Pythian Blog: Technical Track

Can "between" and ">= and <=" Differ in Oracle?

To between or not to between? Sometimes I wonder how "simple" things can end up being not where you would expect them to be. Let's take the following question, for example. Is there any difference between using: where column between n and m and where column>=n and column<=m? Looks like a simple one, eh? Oracle's documentation is dead clear on this:
[Between] means "greater than or equal to low value and less than or equal to high value."
They are the same from a semantic point of view. But SQL is a declarative language. In other words, you wouldn't expect same execution plan with two semantically identical statements, would you? But we can actually observe that between can be transparently transformed into "greater than or equal to low value and less than or equal to high value" by the optimizer itself:
SQL> select *
  2 from dual
  3 where dummy between 'A' and 'Z';
 –– plan omitted for the sake of clarity
 Predicate Information (identified by operation id):
 ––––––––––––––––––––––––––––––––––––––––––
 
  1 - filter("DUMMY">='A' AND "DUMMY"<='Z')

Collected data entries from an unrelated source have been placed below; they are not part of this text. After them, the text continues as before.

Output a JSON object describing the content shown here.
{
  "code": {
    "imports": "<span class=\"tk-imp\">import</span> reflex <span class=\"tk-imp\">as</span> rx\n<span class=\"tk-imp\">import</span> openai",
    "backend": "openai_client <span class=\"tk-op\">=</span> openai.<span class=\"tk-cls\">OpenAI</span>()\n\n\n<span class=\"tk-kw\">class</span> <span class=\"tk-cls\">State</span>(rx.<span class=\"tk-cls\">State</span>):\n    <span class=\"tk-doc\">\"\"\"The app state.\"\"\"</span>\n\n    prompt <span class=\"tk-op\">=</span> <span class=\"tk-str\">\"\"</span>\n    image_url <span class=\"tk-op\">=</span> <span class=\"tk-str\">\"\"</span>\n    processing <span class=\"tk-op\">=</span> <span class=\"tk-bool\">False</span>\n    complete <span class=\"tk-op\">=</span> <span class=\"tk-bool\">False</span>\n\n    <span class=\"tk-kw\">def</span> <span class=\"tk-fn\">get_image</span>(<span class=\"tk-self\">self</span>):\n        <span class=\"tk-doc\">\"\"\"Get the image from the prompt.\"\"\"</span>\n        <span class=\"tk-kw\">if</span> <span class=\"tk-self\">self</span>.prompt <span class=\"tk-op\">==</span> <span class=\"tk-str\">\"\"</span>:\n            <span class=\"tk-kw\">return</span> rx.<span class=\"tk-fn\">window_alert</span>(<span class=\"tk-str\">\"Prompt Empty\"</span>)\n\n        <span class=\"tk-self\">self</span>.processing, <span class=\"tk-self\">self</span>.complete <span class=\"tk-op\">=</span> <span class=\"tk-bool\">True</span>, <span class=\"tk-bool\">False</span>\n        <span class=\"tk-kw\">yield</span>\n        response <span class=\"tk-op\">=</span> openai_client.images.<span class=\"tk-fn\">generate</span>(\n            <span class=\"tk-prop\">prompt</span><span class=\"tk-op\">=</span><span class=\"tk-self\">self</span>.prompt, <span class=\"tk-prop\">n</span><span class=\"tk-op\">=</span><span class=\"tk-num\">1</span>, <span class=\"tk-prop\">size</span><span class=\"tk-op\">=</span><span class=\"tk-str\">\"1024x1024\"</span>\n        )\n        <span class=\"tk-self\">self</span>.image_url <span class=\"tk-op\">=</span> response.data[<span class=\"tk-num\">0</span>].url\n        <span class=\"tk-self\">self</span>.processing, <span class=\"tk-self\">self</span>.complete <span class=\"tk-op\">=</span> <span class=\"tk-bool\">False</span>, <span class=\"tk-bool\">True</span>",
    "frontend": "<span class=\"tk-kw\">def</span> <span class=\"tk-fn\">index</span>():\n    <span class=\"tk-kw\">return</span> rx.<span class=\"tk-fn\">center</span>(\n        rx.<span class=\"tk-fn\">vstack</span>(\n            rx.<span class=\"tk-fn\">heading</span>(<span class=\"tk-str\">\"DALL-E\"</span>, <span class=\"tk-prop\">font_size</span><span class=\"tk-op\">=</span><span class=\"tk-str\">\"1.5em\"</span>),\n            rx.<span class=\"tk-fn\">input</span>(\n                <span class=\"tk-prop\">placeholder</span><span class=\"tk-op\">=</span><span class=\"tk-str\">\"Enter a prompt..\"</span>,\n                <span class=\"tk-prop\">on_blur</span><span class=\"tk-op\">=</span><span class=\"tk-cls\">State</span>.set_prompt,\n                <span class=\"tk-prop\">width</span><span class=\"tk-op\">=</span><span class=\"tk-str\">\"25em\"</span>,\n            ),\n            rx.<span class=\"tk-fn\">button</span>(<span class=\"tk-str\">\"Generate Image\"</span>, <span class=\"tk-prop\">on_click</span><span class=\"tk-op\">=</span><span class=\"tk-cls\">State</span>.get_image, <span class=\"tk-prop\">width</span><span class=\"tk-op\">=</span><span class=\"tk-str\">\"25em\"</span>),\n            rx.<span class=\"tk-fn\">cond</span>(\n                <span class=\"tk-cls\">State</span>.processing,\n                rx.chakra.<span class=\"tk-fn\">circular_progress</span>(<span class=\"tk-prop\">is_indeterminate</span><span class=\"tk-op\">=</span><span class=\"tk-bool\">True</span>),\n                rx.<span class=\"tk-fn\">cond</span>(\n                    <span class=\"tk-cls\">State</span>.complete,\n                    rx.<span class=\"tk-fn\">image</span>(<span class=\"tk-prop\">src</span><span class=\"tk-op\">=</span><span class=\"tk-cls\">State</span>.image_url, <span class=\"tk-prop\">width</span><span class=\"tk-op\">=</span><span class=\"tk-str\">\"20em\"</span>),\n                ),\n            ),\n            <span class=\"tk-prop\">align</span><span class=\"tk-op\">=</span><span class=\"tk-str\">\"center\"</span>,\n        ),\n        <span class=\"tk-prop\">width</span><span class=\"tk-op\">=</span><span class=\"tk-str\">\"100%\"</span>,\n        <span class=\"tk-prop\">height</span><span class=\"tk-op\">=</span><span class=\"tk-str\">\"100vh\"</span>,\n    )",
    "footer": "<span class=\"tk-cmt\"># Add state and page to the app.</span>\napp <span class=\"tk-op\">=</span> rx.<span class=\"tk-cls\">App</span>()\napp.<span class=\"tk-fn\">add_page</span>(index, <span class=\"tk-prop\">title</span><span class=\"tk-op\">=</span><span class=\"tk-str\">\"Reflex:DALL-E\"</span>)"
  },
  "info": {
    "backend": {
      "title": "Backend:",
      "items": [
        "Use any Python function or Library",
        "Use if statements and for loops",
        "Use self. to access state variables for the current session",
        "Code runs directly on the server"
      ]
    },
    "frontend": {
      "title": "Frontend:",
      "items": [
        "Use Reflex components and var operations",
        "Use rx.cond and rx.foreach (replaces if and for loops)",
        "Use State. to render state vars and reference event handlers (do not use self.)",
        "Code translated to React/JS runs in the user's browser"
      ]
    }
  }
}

So it should be safe to assume that both statements are interchangeable with each other, since they all lead to the same filter or access predicate. Right? There is at least one known (to me) example where both statement produce different execution plans. You never know until you test it. We start by creating a simple list-partitioned table with the local index:
SQL> create table t (n number, m number not null)
  2 partition by list (n)
  3 (
  4 partition t_0 values (0),
  5 partition t_1 values (1)
  6 );
 
 Table created.
 
 SQL> create index i_t_m on t (m) local;
 
 Index created.
The plan with between:
SQL> select /*+ index(t i_t_m) */ m
  2 from t
  3 where n between 0 and 1;
 
 Execution Plan
 ----------------------------------------------------------
 Plan hash value: 555829789
 
 ------------------------------------------------------------
 | Id | Operation | Name | Rows |
 ------------------------------------------------------------
 | 0 | SELECT STATEMENT | | 1 |
 | 1 | PARTITION LIST ALL | | 1 |
 | 2 | TABLE ACCESS BY LOCAL INDEX ROWID| T | 1 |
 | 3 | INDEX FULL SCAN | I_T_M | 1 |
 ------------------------------------------------------------
And the other plan:
SQL> select /*+ index(t i_t_m) */ m
  2 from t
  3 where n >= 0 and n <= 1;
 
 Execution Plan
 --------------------------------------------
 Plan hash value: 1131641999
 
 --------------------------------------------
 | Id | Operation | Name | Rows |
 --------------------------------------------
 | 0 | SELECT STATEMENT | | 1 |
 | 1 | PARTITION LIST ALL| | 1 |
 | 2 | INDEX FULL SCAN | I_T_M | 1 |
That is exactly how we discovered it. After switching to between, the query magically started to perform slower. Actually, by looking at the 10053 trace for between you will find the same transformation:
FPD: Current where clause predicates in SEL$1 (#0) :
  "T"."N">=0 AND "T"."N"<=1
Apparently, there are still different code paths in the optimizer for handling those statements at least somewhere during partition elimination. The lesson is: even in such a "simple" situation it may be a good idea to setup a test case to evaluate your exact situation. P.S.: The observations are from 10.2.0.3 so it might be a good idea to check this one against your own release.